Intro :
o Maurice Maeterlinck (1862-1949) est un auteur, dramaturge et poète français qui s'illustre dans le
mouvement artistique du symbolisme.
o Il publie en 1894 la pièce de théâtre pour marionnettes Intérieur met en scène un Vieillard et un
Étranger dont la responsabilité est d'annoncer à une famille la mort de leur fille découverte noyée.
o J’ai choisi cette pièce pour plusieurs raisons.
o Premièrement, le titre de la pièce constitué d’un seul nom commun Intérieur m’a intriguée. Dès le
titre, on comprend d’abord que la pièce va jouer sur l’opposition de l’intérieur où l’on retrouve la
famille et de l’extérieur où se trouvent le vieillard et l’étranger rejoints à la fin de la pièce par les
deux petites filles du vieillard Marthe et Marie puis par une foule de villageois réunis afin de prier et
d’accompagner le corps.
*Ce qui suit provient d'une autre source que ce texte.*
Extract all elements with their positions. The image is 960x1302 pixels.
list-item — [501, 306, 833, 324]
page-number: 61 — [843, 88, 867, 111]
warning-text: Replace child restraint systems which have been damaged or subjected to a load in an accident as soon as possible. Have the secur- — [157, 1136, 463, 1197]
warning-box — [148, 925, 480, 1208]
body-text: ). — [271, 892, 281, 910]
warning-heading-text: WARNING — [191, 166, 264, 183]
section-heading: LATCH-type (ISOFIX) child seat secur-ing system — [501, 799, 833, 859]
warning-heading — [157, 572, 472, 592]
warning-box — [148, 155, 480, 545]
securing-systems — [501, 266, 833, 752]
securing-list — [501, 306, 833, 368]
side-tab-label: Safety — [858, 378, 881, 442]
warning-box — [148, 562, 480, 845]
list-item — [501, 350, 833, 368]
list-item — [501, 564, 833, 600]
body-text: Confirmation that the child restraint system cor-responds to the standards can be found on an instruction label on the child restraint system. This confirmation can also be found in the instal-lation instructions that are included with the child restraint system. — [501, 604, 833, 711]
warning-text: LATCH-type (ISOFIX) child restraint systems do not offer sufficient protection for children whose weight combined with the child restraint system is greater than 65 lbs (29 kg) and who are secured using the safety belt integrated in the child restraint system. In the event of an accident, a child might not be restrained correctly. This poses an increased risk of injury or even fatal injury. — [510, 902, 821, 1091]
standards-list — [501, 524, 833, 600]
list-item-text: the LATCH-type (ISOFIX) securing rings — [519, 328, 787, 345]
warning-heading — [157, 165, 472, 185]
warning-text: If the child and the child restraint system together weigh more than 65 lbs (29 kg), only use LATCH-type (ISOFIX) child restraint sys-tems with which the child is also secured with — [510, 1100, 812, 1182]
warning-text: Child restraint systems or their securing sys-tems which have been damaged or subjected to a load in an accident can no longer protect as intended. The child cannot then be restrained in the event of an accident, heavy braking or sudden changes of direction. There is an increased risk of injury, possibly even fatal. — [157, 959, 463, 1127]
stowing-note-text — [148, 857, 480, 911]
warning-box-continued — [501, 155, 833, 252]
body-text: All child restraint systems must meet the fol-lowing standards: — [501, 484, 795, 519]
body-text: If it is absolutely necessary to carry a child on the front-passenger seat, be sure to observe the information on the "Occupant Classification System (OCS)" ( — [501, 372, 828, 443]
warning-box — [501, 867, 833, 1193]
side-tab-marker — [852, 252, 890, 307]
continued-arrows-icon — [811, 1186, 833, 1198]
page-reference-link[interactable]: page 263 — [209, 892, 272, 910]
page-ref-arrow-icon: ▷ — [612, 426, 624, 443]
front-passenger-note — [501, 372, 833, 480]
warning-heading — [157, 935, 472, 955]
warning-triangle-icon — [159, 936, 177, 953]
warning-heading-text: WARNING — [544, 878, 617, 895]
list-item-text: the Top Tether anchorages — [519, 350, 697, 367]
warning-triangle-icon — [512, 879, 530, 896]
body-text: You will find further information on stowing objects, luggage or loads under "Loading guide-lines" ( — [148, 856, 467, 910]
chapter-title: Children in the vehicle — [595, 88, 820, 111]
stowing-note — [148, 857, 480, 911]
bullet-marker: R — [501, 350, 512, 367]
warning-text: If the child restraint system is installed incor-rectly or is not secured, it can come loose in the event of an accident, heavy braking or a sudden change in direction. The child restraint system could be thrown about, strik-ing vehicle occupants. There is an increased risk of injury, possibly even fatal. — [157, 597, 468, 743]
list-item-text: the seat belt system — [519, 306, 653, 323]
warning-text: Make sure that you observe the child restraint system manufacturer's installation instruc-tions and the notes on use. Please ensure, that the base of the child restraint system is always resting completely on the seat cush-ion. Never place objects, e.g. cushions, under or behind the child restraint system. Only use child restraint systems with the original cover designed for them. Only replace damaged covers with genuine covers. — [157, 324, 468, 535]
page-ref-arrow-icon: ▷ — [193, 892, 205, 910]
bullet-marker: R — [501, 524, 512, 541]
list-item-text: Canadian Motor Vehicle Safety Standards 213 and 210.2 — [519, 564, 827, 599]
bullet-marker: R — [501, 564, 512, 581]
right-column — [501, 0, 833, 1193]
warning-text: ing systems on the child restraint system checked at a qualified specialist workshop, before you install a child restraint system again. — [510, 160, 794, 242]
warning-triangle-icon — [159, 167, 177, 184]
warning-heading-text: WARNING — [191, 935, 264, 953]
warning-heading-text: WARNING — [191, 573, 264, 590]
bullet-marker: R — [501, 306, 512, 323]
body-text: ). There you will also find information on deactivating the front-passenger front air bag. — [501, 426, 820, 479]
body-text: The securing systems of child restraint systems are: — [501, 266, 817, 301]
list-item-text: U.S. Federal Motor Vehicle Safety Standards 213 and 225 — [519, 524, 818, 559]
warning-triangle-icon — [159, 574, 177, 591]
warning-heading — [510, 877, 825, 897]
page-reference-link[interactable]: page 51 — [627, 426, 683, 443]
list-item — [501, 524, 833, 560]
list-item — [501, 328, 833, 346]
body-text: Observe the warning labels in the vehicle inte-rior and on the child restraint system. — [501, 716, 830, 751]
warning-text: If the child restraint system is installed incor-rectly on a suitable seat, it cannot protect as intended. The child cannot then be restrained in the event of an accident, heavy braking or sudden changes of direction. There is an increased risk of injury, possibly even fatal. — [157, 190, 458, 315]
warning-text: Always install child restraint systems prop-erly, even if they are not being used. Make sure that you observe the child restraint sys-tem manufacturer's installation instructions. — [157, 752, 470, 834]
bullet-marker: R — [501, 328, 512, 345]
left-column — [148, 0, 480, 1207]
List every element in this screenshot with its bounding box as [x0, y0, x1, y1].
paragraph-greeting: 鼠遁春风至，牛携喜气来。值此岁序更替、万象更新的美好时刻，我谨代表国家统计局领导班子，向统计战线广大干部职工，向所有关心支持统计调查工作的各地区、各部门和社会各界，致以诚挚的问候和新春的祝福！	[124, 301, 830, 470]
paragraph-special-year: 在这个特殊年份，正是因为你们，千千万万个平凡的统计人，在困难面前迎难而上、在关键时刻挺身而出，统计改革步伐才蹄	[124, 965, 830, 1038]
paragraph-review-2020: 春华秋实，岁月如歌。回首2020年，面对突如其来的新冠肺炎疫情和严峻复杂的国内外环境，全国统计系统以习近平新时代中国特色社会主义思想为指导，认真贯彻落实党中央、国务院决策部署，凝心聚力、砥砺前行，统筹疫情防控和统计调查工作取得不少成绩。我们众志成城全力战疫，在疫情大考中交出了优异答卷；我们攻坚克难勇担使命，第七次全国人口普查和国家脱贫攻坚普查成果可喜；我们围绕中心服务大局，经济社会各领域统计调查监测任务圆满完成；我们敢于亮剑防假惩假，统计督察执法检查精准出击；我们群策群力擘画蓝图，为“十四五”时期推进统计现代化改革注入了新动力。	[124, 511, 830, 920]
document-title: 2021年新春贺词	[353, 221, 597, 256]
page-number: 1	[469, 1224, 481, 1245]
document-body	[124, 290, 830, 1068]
Maeterlinck parle d’un « imperceptible déplacement de l'angle de vision
habituel » qui s’opère ici entre le vieillard et l’étranger, qui deviennent spectateurs de la scène qui
se joue dans la maison et qu’ils nous donnent à entendre par le prisme de la parole ce qui est
intéressant au niveau de la mise en scène.
o De plus, j’étais intéressée par le théâtre de marionnettes. Selon Maeterlinck, elle permettrait de
faciliter l’identification des spectateurs car elle est impersonnelle. La marionnette incarne aussi la
notion de destin et de fatalité : les personnages sont soumis au destin comme les marionnettes sont
suspendues à des fils, soumises au marionnettiste.
o Le style de l'auteur est également très compréhensible, c’est même sa simplicité qui le rend beau.
De plus, la suspension permanente (on retrouve énormément de points de suspension dans toute
l’œuvre) laisse résonner ce qui vient d’être dit et nous laisse donc le temps de réfléchir aux paroles
des personnages mais aussi à leurs pensées non dites.
o Enfin, malgré la concentration de la pièce, le décor est parfaitement posé. Les nombreuses
descriptions donnent un aspect apaisant à cette lecture, c’est d’ailleurs ce que je préféré dans cette
œuvre. Cependant, l'auteur parvient à créer une tension : comme les personnages, on a « peur du
silence qui suit les dernières paroles qui annoncent un malheur. C'est alors que le cœur se déchire. »
Ce n’est qu'aux dernières pages, que le silence est finalement brisé par le vieillard qui trouve le
courage d’annoncer cette mort en voyant ses deux petites filles et le cortège funéraire improvisé
arriver. On peut penser qu’en tant que grand-père, il arrive à se mettre à la place des parents de
cette famille et que dans leur situation il aurait préféré être mis au courant au plus vite.